The driver of the bus that crashed on I-95, killing 15 people on its way from a Connecticut casino back to Manhattan, has a criminal record that includes an arrest for driving with a suspended license and possession of three police radio scanners.
NBC New York obtained a photo of the driver, Ophadell Williams, along with detailed information about his criminal past. The photo was confirmed by law enforcement officials and neighbors along his block in Bushwick.
Williams has not been charged with any crime related to the crash and officials stress the investigation is still in its early stages.
Williams blew a .00 in a blood-alcohol test at the scene and voluntarily offered blood for a more precise blood alcohol test, officials said. Authorities have said they are examining what Williams did in the 72 hours prior to the early morning crash, and have indicated the investigation could turn into a criminal matter.
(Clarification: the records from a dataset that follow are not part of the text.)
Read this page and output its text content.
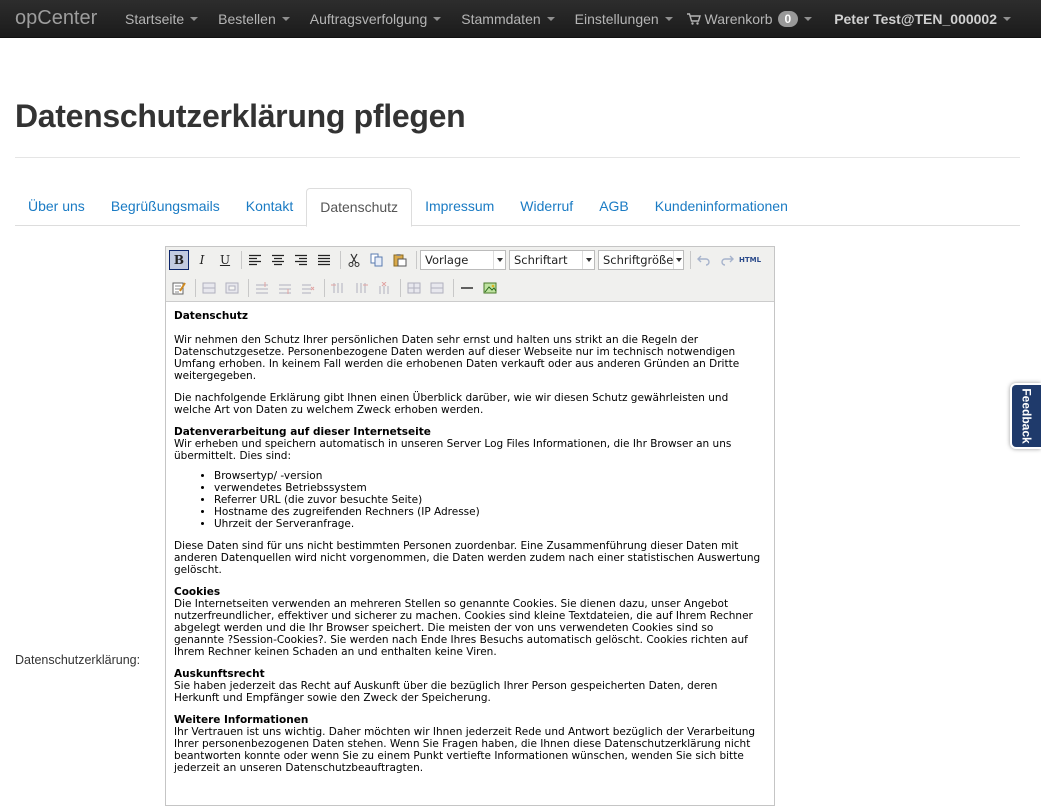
opCenter	Startseite Bestellen Auftragsverfolgung Stammdaten Einstellungen	Warenkorb	0	Peter Test@TEN_000002
Datenschutzerklärung pflegen
Über uns	Begrüßungsmails	Kontakt	Datenschutz	Impressum	Widerruf	AGB	Kundeninformationen
Datenschutzerklärung:
B I U	Vorlage	Schriftart	Schriftgröße	HTML
Datenschutz

Wir nehmen den Schutz Ihrer persönlichen Daten sehr ernst und halten uns strikt an die Regeln der Datenschutzgesetze. Personenbezogene Daten werden auf dieser Webseite nur im technisch notwendigen Umfang erhoben. In keinem Fall werden die erhobenen Daten verkauft oder aus anderen Gründen an Dritte weitergegeben.

Die nachfolgende Erklärung gibt Ihnen einen Überblick darüber, wie wir diesen Schutz gewährleisten und welche Art von Daten zu welchem Zweck erhoben werden.

Datenverarbeitung auf dieser Internetseite
Wir erheben und speichern automatisch in unseren Server Log Files Informationen, die Ihr Browser an uns übermittelt. Dies sind:
• Browsertyp/ -version
• verwendetes Betriebssystem
• Referrer URL (die zuvor besuchte Seite)
• Hostname des zugreifenden Rechners (IP Adresse)
• Uhrzeit der Serveranfrage.

Diese Daten sind für uns nicht bestimmten Personen zuordenbar. Eine Zusammenführung dieser Daten mit anderen Datenquellen wird nicht vorgenommen, die Daten werden zudem nach einer statistischen Auswertung gelöscht.

Cookies

Die Internetseiten verwenden an mehreren Stellen so genannte Cookies. Sie dienen dazu, unser Angebot nutzerfreundlicher, effektiver und sicherer zu machen. Cookies sind kleine Textdateien, die auf Ihrem Rechner abgelegt werden und die Ihr Browser speichert. Die meisten der von uns verwendeten Cookies sind so genannte ?Session-Cookies?. Sie werden nach Ende Ihres Besuchs automatisch gelöscht. Cookies richten auf Ihrem Rechner keinen Schaden an und enthalten keine Viren.

Auskunftsrecht

Sie haben jederzeit das Recht auf Auskunft über die bezüglich Ihrer Person gespeicherten Daten, deren Herkunft und Empfänger sowie den Zweck der Speicherung.

Weitere Informationen

Ihr Vertrauen ist uns wichtig. Daher möchten wir Ihnen jederzeit Rede und Antwort bezüglich der Verarbeitung Ihrer personenbezogenen Daten stehen. Wenn Sie Fragen haben, die Ihnen diese Datenschutzerklärung nicht beantworten konnte oder wenn Sie zu einem Punkt vertiefte Informationen wünschen, wenden Sie sich bitte jederzeit an unseren Datenschutzbeauftragten.

Feedback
The tour bus company, World Wide Tours, has declined repeated requests to comment on the driver's history and its hiring procedures.
Williams told police that he took a nap on the bus in a casino parking lot in the hours before picking up passengers for the trip back to Chinatown, investigators said.
It also appears that Williams did not keep his driver's log up to date as he was required, officials briefed on the case said. Police wanted to check that log to see how much time he was spending on the road and what kind of breaks he was receiving between trips.
Williams arrived at the Mohegan Sun Casino around 11 p.m. to drop off passengers, said sources who are working to piece together a timeline of the horrific crash. According to those sources who recounted the driver's story, Williams then drove to another lot and took a nap until he was called back to pick up the group for a trip to New York at 3 a.m.
Investigators said he arrived at the front door of the casino around 3:15 a.m and departed at 3:45 a.m.
The bus crashed in the Bronx, skidding into a highway sign post, which entered through the front window and sliced the bus from front to back along the window line.
One official familiar with the case said investigators are looking into whether the driver fell asleep behind the wheel of the bus -- or was somehow not paying attention just before the 5:30 a.m. crash.
Wiliams' criminal record includes the June 2003 arrest for driving with a suspended license. He was also charged with aggravated unlicensed operation of a vehicle and possession of the police scanners.
Police records show Williams was also charged with three felonies and two misdemeanors as an adult, including pleading guilty to one charge of manslaughter.
Documents show Williams served prison time from 1992 through the time he was paroled in 1994 on the manslaughter charge.
He also had past arrests for grand larceny and criminal possession of stolen property in 1998 and went back to prison, documents show. He was released from parole in 2004.
Another past arrest was for "intent to obtain transportation without paying" -- which records show he pleaded guilty to a violation back in 1987.
As NBC New York first reported, some passengers said the bus seemed to be drifting in and out of lanes hitting rumble strips on the side of the highway. Some told police they feared the driver was tired or distracted.
State police said the bus may have been speeding faster than the 55 mph limit.
Police said they also found the driver of the tractor trailer who the bus driver allegedly claimed had cut him off. That truck driver said the tour bus was ahead of him drifting in and out of lanes, officials briefed on the case said.
The National Transportation Safety Board said at a briefing Sunday that the bus, which was carrying 31 passengers from the casino to Manhattan's Chinatown, slid for 480 feet before it came to a stop.
In addition to the fatalities, seven other passengers were critically hurt. Ten out of the 19 injured have been treated and released. St. Barnabas Hospital said it had discharged Williams Sunday night..
He has not responded to NBC New York's repeated requests for comment.
The driver's wife, Holly, told the Daily News that Williams "feels like he's at fault."
"But I told him it's not his fault -- it's an accident. He feels upset that a lot of people died on his bus."
Jonathan Dienst is chief investigative reporter for WNBC.